Ben Morley
- Born: 10 March 1994 (age 32) Southend-on-Sea, Essex
- Nationality: British (English)

Career history
- 2009-2012, 2016-2017: Rye House Rockets
- 2011: Hackney Hawks
- 2013-2015, 2021-2025: Kent Kings/Royals
- 2014, 2016-2018: Lakeside Hammers
- 2015: Redcar Bears
- 2018–2019: Isle of Wight Warriors
- 2019: Eastbourne Eagles
- 2022: Birmingham Brummies
- 2022–2023: Plymouth Gladiators
- 2025-present: Kent eagles

Individual honours
- 2015, 2018: National League Riders Champion

Team honours
- 2015: National League Pairs
- 2016: National League Fours

= Ben Morley (speedway rider) =

British speedway rider

Benjamin (Ben) Morley (born 10 March 1994) is a British speedway rider.

==Career==
Morley won the National League Riders' Championship, held on 26 September 2015 at Rye House Stadium. The following season, he was part of the Rye House Raiders team that won the National League Fours, held on 14 August 2016 at Brandon Stadium.

Morley rode for Isle of Wight Warriors in the National League for the second successive season in 2019. He also joined Eastbourne Eagles on 22 December 2018, with the Eagles moving up to the SGB Championship in 2019.
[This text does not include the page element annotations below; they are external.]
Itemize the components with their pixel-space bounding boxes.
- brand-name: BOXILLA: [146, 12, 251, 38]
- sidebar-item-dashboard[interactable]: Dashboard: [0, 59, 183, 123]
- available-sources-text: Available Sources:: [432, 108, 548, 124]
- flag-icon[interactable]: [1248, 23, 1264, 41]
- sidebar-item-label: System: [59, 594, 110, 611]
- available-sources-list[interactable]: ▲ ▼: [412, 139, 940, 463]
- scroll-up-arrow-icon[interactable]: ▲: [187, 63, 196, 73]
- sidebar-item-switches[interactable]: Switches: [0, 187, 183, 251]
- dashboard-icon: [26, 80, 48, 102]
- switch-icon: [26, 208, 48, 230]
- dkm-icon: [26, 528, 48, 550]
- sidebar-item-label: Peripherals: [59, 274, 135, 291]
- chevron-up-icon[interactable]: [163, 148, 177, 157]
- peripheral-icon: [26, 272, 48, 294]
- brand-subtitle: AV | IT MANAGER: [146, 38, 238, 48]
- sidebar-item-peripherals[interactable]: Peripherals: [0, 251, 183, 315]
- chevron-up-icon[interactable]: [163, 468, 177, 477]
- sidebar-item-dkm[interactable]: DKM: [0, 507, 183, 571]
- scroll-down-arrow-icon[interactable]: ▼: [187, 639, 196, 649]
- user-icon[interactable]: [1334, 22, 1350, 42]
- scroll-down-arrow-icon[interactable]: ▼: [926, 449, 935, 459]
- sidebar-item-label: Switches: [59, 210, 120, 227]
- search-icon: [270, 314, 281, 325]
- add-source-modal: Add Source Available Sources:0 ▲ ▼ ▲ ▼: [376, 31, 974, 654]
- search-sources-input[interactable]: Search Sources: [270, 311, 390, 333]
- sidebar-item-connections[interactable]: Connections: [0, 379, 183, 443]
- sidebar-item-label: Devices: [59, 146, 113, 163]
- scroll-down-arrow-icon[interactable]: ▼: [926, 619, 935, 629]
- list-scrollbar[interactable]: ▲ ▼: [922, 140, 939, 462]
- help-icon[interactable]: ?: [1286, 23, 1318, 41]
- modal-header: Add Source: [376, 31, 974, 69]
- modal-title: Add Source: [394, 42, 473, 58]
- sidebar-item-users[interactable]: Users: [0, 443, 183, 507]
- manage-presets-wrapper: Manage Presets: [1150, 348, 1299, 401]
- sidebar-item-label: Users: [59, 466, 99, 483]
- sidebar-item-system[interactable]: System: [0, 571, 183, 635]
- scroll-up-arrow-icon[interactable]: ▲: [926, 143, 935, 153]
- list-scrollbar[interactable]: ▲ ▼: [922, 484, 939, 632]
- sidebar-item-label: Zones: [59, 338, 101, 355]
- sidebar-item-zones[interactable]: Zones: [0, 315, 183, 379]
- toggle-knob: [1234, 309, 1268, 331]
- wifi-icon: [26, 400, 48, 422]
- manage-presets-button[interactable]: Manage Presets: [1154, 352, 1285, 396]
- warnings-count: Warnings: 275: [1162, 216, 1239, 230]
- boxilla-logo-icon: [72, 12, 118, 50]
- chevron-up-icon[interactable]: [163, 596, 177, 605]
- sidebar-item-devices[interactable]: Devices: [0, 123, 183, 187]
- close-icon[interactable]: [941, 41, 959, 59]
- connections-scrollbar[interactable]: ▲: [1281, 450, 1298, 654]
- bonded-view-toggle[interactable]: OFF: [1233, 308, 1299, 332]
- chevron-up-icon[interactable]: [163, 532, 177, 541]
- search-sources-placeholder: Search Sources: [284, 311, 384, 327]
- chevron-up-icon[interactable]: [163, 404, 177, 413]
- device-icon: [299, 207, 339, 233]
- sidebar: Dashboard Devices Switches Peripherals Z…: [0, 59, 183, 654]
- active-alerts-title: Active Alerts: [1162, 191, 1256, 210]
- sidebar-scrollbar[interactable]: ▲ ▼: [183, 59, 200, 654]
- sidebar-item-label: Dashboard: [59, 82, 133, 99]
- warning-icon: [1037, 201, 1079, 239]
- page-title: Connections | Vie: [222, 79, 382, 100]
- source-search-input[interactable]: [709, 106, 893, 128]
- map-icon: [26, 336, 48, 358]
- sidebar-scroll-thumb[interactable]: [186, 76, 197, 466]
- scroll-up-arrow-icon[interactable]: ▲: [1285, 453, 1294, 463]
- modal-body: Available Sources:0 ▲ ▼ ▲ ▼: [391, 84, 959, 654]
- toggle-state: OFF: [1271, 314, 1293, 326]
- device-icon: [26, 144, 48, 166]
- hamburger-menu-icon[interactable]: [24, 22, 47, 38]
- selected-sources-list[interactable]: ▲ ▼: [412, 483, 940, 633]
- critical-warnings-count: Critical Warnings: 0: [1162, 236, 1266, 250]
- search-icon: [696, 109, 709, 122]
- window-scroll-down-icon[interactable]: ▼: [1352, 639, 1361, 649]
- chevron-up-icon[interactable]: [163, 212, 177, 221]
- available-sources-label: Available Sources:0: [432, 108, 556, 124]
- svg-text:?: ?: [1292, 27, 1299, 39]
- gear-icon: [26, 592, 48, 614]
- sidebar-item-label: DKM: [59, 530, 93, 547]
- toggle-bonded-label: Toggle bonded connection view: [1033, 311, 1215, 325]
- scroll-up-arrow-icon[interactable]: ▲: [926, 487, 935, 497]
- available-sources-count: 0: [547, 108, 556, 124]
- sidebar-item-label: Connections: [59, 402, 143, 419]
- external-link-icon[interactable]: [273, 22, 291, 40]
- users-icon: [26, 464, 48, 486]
In 2021, Morley rode for the Kent Kings in the SGB Championship 2021. The following season in 2022, he rode for the Birmingham Brummies in the SGB Championship 2022. However, he later signed for Plymouth Gladiators on an interim basis.

In 2023, Morley signed for Kent Royals for the 2023 National Development League speedway season and later signed for Plymouth again. In 2024, he rode for Kent Kings in the NORA league and won the NORA championship title.